M&A Announcement
Logotype for Methanex Corporation

Methanex (MX) M&A Announcement summary

Event summary combining transcript, slides, and related documents.

Logotype for Methanex Corporation

M&A Announcement summary

21 Jan, 2026

Deal rationale and strategic fit

  • Acquisition adds world-scale, U.S.-based methanol assets with secure, low-cost feedstock, aligning with strategic pillars of leadership and operational excellence.

  • Diversifies into ammonia and low-carbon methanol markets, leveraging complementary operations and OCI HyFuels' expertise.

  • Provides immediate cash flow and no construction risk, with acquisition cost per ton below brownfield replacement costs.

  • Enhances global production capacity by over 20% and strengthens position in low-carbon fuels.

  • Entry into ammonia production offers new revenue streams and exposure to low-carbon fuel markets.

Financial terms and conditions

  • Purchase price is $2.05 billion: $1.15 billion in cash, 9.9 million shares (~$450 million), and $450 million in assumed debt and leases.

  • OCI will hold approximately 13% of the acquiring company post-transaction.

  • Fully committed $1.2 billion debt financing secured, with deal funded by cash on hand and new debt.

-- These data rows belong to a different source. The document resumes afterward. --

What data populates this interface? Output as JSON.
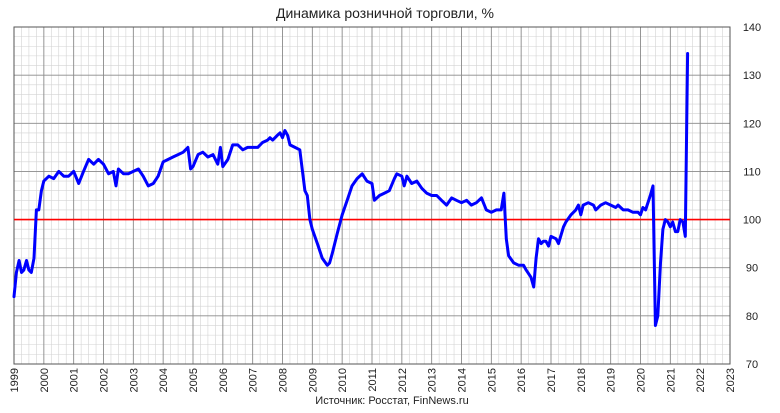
{
  "chart_data": {
    "type": "line",
    "title": "Динамика розничной торговли, %",
    "source": "Источник: Росстат, FinNews.ru",
    "xlabel": "",
    "ylabel": "",
    "xlim": [
      1999,
      2023
    ],
    "ylim": [
      70,
      140
    ],
    "x_ticks": [
      "1999",
      "2000",
      "2001",
      "2002",
      "2003",
      "2004",
      "2005",
      "2006",
      "2007",
      "2008",
      "2009",
      "2010",
      "2011",
      "2012",
      "2013",
      "2014",
      "2015",
      "2016",
      "2017",
      "2018",
      "2019",
      "2020",
      "2021",
      "2022",
      "2023"
    ],
    "y_ticks": [
      "70",
      "80",
      "90",
      "100",
      "110",
      "120",
      "130",
      "140"
    ],
    "grid": true,
    "legend": "none",
    "reference_line": {
      "y": 100,
      "color": "#ff0000"
    },
    "series": [
      {
        "color": "#0000ff",
        "points": [
          [
            1999.0,
            84
          ],
          [
            1999.08,
            89
          ],
          [
            1999.17,
            91.5
          ],
          [
            1999.25,
            89
          ],
          [
            1999.33,
            89.5
          ],
          [
            1999.42,
            91.5
          ],
          [
            1999.5,
            89.5
          ],
          [
            1999.58,
            89
          ],
          [
            1999.67,
            92
          ],
          [
            1999.75,
            102
          ],
          [
            1999.83,
            102
          ],
          [
            1999.92,
            106
          ],
          [
            2000.0,
            108
          ],
          [
            2000.17,
            109
          ],
          [
            2000.33,
            108.5
          ],
          [
            2000.5,
            110
          ],
          [
            2000.67,
            109
          ],
          [
            2000.83,
            109
          ],
          [
            2001.0,
            110
          ],
          [
            2001.17,
            107.5
          ],
          [
            2001.33,
            110
          ],
          [
            2001.5,
            112.5
          ],
          [
            2001.67,
            111.5
          ],
          [
            2001.83,
            112.5
          ],
          [
            2002.0,
            111.5
          ],
          [
            2002.17,
            109.5
          ],
          [
            2002.33,
            110
          ],
          [
            2002.42,
            107
          ],
          [
            2002.5,
            110.5
          ],
          [
            2002.67,
            109.5
          ],
          [
            2002.83,
            109.5
          ],
          [
            2003.0,
            110
          ],
          [
            2003.17,
            110.5
          ],
          [
            2003.33,
            109
          ],
          [
            2003.5,
            107
          ],
          [
            2003.67,
            107.5
          ],
          [
            2003.83,
            109
          ],
          [
            2004.0,
            112
          ],
          [
            2004.17,
            112.5
          ],
          [
            2004.33,
            113
          ],
          [
            2004.5,
            113.5
          ],
          [
            2004.67,
            114
          ],
          [
            2004.83,
            115
          ],
          [
            2004.92,
            110.5
          ],
          [
            2005.0,
            111
          ],
          [
            2005.17,
            113.5
          ],
          [
            2005.33,
            114
          ],
          [
            2005.5,
            113
          ],
          [
            2005.67,
            113.5
          ],
          [
            2005.83,
            111.5
          ],
          [
            2005.92,
            115
          ],
          [
            2006.0,
            111
          ],
          [
            2006.17,
            112.5
          ],
          [
            2006.33,
            115.5
          ],
          [
            2006.5,
            115.5
          ],
          [
            2006.67,
            114.5
          ],
          [
            2006.83,
            115
          ],
          [
            2007.0,
            115
          ],
          [
            2007.17,
            115
          ],
          [
            2007.33,
            116
          ],
          [
            2007.5,
            116.5
          ],
          [
            2007.58,
            117
          ],
          [
            2007.67,
            116.5
          ],
          [
            2007.83,
            117.5
          ],
          [
            2007.92,
            118
          ],
          [
            2008.0,
            117
          ],
          [
            2008.08,
            118.5
          ],
          [
            2008.17,
            117.5
          ],
          [
            2008.25,
            115.5
          ],
          [
            2008.42,
            115
          ],
          [
            2008.58,
            114.5
          ],
          [
            2008.67,
            110
          ],
          [
            2008.75,
            106
          ],
          [
            2008.83,
            105
          ],
          [
            2008.92,
            100
          ],
          [
            2009.0,
            98
          ],
          [
            2009.17,
            95
          ],
          [
            2009.33,
            92
          ],
          [
            2009.5,
            90.5
          ],
          [
            2009.58,
            91
          ],
          [
            2009.67,
            93
          ],
          [
            2009.83,
            97
          ],
          [
            2010.0,
            101
          ],
          [
            2010.17,
            104
          ],
          [
            2010.33,
            107
          ],
          [
            2010.5,
            108.5
          ],
          [
            2010.67,
            109.5
          ],
          [
            2010.83,
            108
          ],
          [
            2011.0,
            107.5
          ],
          [
            2011.08,
            104
          ],
          [
            2011.25,
            105
          ],
          [
            2011.42,
            105.5
          ],
          [
            2011.58,
            106
          ],
          [
            2011.75,
            108.5
          ],
          [
            2011.83,
            109.5
          ],
          [
            2012.0,
            109
          ],
          [
            2012.08,
            107
          ],
          [
            2012.17,
            109
          ],
          [
            2012.33,
            107.5
          ],
          [
            2012.5,
            108
          ],
          [
            2012.67,
            106.5
          ],
          [
            2012.83,
            105.5
          ],
          [
            2013.0,
            105
          ],
          [
            2013.17,
            105
          ],
          [
            2013.33,
            104
          ],
          [
            2013.5,
            103
          ],
          [
            2013.67,
            104.5
          ],
          [
            2013.83,
            104
          ],
          [
            2014.0,
            103.5
          ],
          [
            2014.17,
            104
          ],
          [
            2014.33,
            103
          ],
          [
            2014.5,
            103.5
          ],
          [
            2014.67,
            104.5
          ],
          [
            2014.83,
            102
          ],
          [
            2015.0,
            101.5
          ],
          [
            2015.17,
            102
          ],
          [
            2015.33,
            102
          ],
          [
            2015.42,
            105.5
          ],
          [
            2015.5,
            96
          ],
          [
            2015.58,
            92.5
          ],
          [
            2015.75,
            91
          ],
          [
            2015.92,
            90.5
          ],
          [
            2016.08,
            90.5
          ],
          [
            2016.17,
            89.5
          ],
          [
            2016.33,
            88
          ],
          [
            2016.42,
            86
          ],
          [
            2016.5,
            92
          ],
          [
            2016.58,
            96
          ],
          [
            2016.67,
            95
          ],
          [
            2016.75,
            95.5
          ],
          [
            2016.83,
            95.5
          ],
          [
            2016.92,
            94.5
          ],
          [
            2017.0,
            96.5
          ],
          [
            2017.17,
            96
          ],
          [
            2017.25,
            95
          ],
          [
            2017.42,
            98.5
          ],
          [
            2017.5,
            99.5
          ],
          [
            2017.67,
            101
          ],
          [
            2017.83,
            102
          ],
          [
            2017.92,
            103
          ],
          [
            2018.0,
            101
          ],
          [
            2018.08,
            103
          ],
          [
            2018.25,
            103.5
          ],
          [
            2018.42,
            103
          ],
          [
            2018.5,
            102
          ],
          [
            2018.67,
            103
          ],
          [
            2018.83,
            103.5
          ],
          [
            2019.0,
            103
          ],
          [
            2019.17,
            102.5
          ],
          [
            2019.25,
            103
          ],
          [
            2019.42,
            102
          ],
          [
            2019.58,
            102
          ],
          [
            2019.75,
            101.5
          ],
          [
            2019.92,
            101.5
          ],
          [
            2020.0,
            101
          ],
          [
            2020.08,
            102.5
          ],
          [
            2020.17,
            102
          ],
          [
            2020.33,
            105
          ],
          [
            2020.42,
            107
          ],
          [
            2020.5,
            78
          ],
          [
            2020.58,
            80
          ],
          [
            2020.67,
            91
          ],
          [
            2020.75,
            98
          ],
          [
            2020.83,
            100
          ],
          [
            2020.92,
            99.5
          ],
          [
            2021.0,
            98.5
          ],
          [
            2021.08,
            99.5
          ],
          [
            2021.17,
            97.5
          ],
          [
            2021.25,
            97.5
          ],
          [
            2021.33,
            100
          ],
          [
            2021.42,
            99.5
          ],
          [
            2021.5,
            96.5
          ],
          [
            2021.58,
            134.5
          ]
        ]
      }
    ]
  }
}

  • Transaction structured to maintain financial flexibility and BB credit metrics.

  • Implies a 7.5x Adjusted EBITDA multiple at a $350/MT methanol price, including synergies.

Synergies and expected cost savings

  • $30 million in annual synergies expected by year two, mainly from logistics optimization and SG&A improvements.

  • Additional value anticipated from operational integration and best-practice sharing.

  • Low integration costs projected due to similar operating models.